UCS local disk policy + some vBlock
I have been reading through all of the VCE vBlock reference documents that were recently published as announced by Chad. The last thing we want is for our implementation to be forked, away from the blessed best practices. [jump to the end for brief comments on the guides, this post is about something else]
In the deployment guide it details various UCS manager policies that should be created, I noticed that it specifies creating a "Local Disk Configuration Policy" set to "No Local Storage". The default is for any configuration.
What the Local Disk Configuration Policy does it configure up the installed disks in your blades as the service profile is deployed to them. Forget going into the BIOS and setting things up, this is virtual hardware and stateless computing people. You just pick a policy, of say RAID Mirror, and when your server profile is applied to the blade it configures the RAID controller automatically. As an aside, you can also have local storage qualifications to even say what size disk you want, so you can deploy your server profile asking it to find a spare blade that matches your requirements.

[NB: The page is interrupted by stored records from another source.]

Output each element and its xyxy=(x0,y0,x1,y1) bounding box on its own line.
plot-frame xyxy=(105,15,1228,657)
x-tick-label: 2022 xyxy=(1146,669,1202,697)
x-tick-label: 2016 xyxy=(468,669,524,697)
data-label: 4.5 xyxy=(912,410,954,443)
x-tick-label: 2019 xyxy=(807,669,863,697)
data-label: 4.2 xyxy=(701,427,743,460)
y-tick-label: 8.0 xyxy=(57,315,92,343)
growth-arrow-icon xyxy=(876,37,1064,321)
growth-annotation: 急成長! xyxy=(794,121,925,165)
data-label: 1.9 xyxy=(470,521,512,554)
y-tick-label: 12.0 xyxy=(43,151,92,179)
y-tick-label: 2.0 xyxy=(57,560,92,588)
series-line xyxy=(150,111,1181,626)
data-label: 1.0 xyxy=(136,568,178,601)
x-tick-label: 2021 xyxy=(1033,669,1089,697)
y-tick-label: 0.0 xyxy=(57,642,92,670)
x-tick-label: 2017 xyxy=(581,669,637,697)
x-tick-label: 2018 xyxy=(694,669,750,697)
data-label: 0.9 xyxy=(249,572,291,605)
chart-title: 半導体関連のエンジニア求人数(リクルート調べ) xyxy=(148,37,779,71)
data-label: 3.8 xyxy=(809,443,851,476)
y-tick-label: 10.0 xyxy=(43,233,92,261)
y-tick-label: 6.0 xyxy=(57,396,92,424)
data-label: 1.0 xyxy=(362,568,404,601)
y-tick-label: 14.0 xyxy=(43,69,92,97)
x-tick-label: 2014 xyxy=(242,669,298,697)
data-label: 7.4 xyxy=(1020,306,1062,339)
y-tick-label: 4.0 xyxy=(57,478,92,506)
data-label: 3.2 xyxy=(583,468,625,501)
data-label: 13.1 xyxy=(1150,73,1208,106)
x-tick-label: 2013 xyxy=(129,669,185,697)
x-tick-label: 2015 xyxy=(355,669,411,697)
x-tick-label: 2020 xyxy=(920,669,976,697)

- Security - To perform stateless computing you are booting from SAN and local disks are usually not required. The only case would be local scratch disk that was transient. You don't want to be writing data to the local storage and then for some reason redeploy your server profile onto another blade, leaving that data behind, bad security move.
- Scrub Policy - Those who know a bit about UCS may say, "Rodos, just create a Scrub Policy". A Scrub Policy scrubs the disk so that a subsequent service profile has clean disks. Problem is that its not effective. Not being one to trust anything I dug into how it scrubs, all it does is overwrite the start of the disk with some zeros, it does not scrub the whole disk with multiple passes. Its a future function to make it a more secure scrub but as it is now I bet you could somehow get at that data.
- Don't think these will do your work for you. They leave more as an "exercise for the reader" than you might think. Its not a design of your system and you are going to have to do some significant work to create a solution. I know, I have just done it.
- There is a lot of detailed information in the deployment guide about UCS and UCSM, very detailed. There is a bit about the EMC storage and a token amount on VMware. Sure it is not a very fare comparison because its easy to describe and detail how to build up the UCS system, whereas in contrast its not like you can describe laying out a VMax in 20 pages. Also the VMax design and implementation service comes with the hardware anyway. The VMware component consists of how to install ESX, not a mention of vCenter Server. Nothing about setting up N1K and its VSMs or PowerPath/VE etc even though they are a requirement of the architecture. Not saying that should be there in detail, but you are not deployed without it and its not even mentioned. Contrast this to the UCS blade details which has every screenshot on how to check the boot from SAN has been assigned correctly in the BIOS.
- My gut feeling is that no one from VMware really contributed to this, it was a Cisco person who did the VMware bits and EMC did theirs.